Wat ze je niet vertellen op de opleiding
(of wat je niet wilde horen)
Gefeliciteerd, je hebt je certificaat stemacteren behaald! Een stemopleiding is een goede investering. Je leert over timing, uitspraak, volume, ademsteun. Je maakt kennis met de verschillende disciplines in het vak en ontdekt hoe je met alleen je stem een verhaal tot leven kunt brengen. Je krijgt positieve feedback, je neemt jouw eerste voice-over demo op en je weet het zeker: dit wil je vaker doen.
En dat enthousiasme is terecht. Stemacteren is een prachtig vak. Je stem inzetten om verhalen te vertellen, boodschappen kracht bij te zetten of emoties op te roepen — het is magisch als het lukt.
Maar als je denkt dat je met met dat certificaat in de hand direct aan het werk kunt, dan moet ik je teleurstellen. Want wat ze je op de opleiding meestal níet vertellen (of wat je niet wilt horen), is dat je dan pas begint.
Niet met spelen.
Maar met werken.
De realiteit van de voice-over markt
Tijdens de corona-lockdowns schoten de nieuwe talenten als paddenstoelen uit de grond. USB-microfoons vlogen over de toonbank. En daarna? Ze stonden voor een dubbeltje op Marktplaats – de talenten waren een illusie armer.
Wat vaak onderbelicht blijft: er zijn veel meer stemacteurs dan er opdrachten zijn. Werk is schaars in het Nederlands taalgebied. De meeste opdrachten gaan naar een handvol bekende stemmen, gevestigde namen, of naar mensen die zó goed zijn dat je niet om ze heen kunt. Vroeger noemden we dit de ‘broodstemmen’, maar die groep gelukkigen wordt elk jaar kleiner.
Als je wilt opvallen in dat speelveld, moet je keihard werken. Je moet beter zijn dan anderen, betrouwbaarder, sneller, consistenter. En vooral: zichtbaar. Want hoe goed je ook bent, als niemand weet dat je bestaat, gebeurt er helemaal niets.

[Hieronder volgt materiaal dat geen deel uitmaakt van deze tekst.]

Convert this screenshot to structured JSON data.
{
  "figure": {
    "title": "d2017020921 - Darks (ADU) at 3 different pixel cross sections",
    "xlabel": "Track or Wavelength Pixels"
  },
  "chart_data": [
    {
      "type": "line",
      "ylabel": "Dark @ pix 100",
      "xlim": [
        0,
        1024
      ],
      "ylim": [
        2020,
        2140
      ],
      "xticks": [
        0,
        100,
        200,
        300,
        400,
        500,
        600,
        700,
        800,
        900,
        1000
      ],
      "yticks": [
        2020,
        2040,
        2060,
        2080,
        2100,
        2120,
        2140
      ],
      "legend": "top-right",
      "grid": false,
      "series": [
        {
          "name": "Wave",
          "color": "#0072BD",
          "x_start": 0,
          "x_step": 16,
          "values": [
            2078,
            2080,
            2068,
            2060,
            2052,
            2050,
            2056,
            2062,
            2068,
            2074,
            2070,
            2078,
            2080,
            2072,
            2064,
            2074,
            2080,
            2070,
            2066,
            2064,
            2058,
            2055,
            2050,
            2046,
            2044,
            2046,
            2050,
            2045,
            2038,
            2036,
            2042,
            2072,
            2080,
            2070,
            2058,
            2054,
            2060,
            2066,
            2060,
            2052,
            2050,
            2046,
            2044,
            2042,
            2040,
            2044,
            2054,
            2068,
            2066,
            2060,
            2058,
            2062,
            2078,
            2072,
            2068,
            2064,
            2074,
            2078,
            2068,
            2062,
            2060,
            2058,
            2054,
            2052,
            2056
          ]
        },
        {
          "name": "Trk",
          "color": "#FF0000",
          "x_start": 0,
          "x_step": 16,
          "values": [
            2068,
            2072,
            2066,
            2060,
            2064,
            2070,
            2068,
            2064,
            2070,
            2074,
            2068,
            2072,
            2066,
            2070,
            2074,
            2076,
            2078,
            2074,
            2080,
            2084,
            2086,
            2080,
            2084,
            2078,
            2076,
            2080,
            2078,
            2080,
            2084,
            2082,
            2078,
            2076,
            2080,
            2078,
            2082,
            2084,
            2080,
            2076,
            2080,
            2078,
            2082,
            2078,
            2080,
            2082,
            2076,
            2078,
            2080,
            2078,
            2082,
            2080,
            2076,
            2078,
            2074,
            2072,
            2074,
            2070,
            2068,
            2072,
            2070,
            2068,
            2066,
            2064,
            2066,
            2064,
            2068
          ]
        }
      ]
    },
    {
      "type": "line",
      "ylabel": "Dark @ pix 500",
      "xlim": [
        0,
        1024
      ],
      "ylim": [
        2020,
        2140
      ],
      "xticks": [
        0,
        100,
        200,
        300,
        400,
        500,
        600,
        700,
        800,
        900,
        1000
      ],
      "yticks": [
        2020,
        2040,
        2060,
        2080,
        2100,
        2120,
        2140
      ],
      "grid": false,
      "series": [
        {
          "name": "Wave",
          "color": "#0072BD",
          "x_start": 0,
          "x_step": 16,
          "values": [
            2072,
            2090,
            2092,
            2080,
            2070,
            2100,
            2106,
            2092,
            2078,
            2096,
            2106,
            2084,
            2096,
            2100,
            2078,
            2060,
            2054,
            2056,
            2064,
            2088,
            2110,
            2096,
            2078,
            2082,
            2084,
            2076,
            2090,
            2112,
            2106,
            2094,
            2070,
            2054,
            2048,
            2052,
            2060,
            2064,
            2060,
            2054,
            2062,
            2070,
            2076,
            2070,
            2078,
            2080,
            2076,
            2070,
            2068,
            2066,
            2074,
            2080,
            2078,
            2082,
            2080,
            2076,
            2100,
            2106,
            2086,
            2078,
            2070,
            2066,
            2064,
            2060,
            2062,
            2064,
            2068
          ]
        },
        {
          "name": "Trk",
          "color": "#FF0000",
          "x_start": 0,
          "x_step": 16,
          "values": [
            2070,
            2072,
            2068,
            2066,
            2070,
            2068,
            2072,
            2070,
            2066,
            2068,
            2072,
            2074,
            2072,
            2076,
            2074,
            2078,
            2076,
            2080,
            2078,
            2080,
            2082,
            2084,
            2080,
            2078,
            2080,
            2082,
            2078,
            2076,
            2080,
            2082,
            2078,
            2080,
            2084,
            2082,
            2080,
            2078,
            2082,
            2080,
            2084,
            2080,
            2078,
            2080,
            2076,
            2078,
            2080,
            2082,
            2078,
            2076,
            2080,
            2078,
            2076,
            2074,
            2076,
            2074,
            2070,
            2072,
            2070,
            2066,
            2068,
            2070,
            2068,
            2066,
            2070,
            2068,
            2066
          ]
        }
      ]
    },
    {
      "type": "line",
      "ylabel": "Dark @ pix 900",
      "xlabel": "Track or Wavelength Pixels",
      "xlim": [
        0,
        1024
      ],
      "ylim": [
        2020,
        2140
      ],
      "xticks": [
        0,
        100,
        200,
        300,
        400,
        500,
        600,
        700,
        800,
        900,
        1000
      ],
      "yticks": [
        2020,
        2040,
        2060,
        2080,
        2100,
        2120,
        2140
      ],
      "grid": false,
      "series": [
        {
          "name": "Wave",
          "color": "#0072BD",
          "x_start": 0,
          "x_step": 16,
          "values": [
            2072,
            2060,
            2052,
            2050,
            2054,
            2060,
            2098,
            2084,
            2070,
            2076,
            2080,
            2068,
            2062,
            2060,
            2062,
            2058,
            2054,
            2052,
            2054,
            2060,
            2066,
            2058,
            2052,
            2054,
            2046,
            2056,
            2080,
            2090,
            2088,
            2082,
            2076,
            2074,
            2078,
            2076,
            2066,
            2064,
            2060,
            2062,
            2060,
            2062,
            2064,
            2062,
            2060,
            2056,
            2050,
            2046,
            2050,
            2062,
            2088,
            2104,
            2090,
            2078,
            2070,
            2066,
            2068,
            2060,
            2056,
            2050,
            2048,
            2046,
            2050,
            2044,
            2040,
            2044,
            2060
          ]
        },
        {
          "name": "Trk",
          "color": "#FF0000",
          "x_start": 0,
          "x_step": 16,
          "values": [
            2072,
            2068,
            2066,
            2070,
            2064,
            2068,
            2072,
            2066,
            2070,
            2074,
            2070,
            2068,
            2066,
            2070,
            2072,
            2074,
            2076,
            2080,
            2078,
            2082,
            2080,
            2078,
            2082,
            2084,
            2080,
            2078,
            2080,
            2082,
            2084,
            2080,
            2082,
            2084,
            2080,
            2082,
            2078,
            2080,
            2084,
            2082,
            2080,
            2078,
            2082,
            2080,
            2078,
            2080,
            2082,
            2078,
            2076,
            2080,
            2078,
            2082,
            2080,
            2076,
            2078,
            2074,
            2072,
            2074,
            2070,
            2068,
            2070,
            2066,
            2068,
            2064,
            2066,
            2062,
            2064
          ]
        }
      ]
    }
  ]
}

Er is geen wachtlijst waar je op komt als je je diploma hebt. Geen bemiddelingsbureau dat je automatisch klussen geeft. Geen stemmenbureau dat zegt: “Jij hebt een leuke stem, wij regelen de rest.”
Dat idee leeft wel. Maar het is een misverstand.
Voice-over als hobby, niet als carrière

Zie het stemmenwerk daarom vooral als een hobby. Een serieuze hobby, waar je geld, tijd en liefde in stopt. Net zoals je zou doen als je muziek maakt, schildert of fotografeert.
Je investeert. In apparatuur. In lessen. In coaching. In tijd. In energie. In frustratie, ook.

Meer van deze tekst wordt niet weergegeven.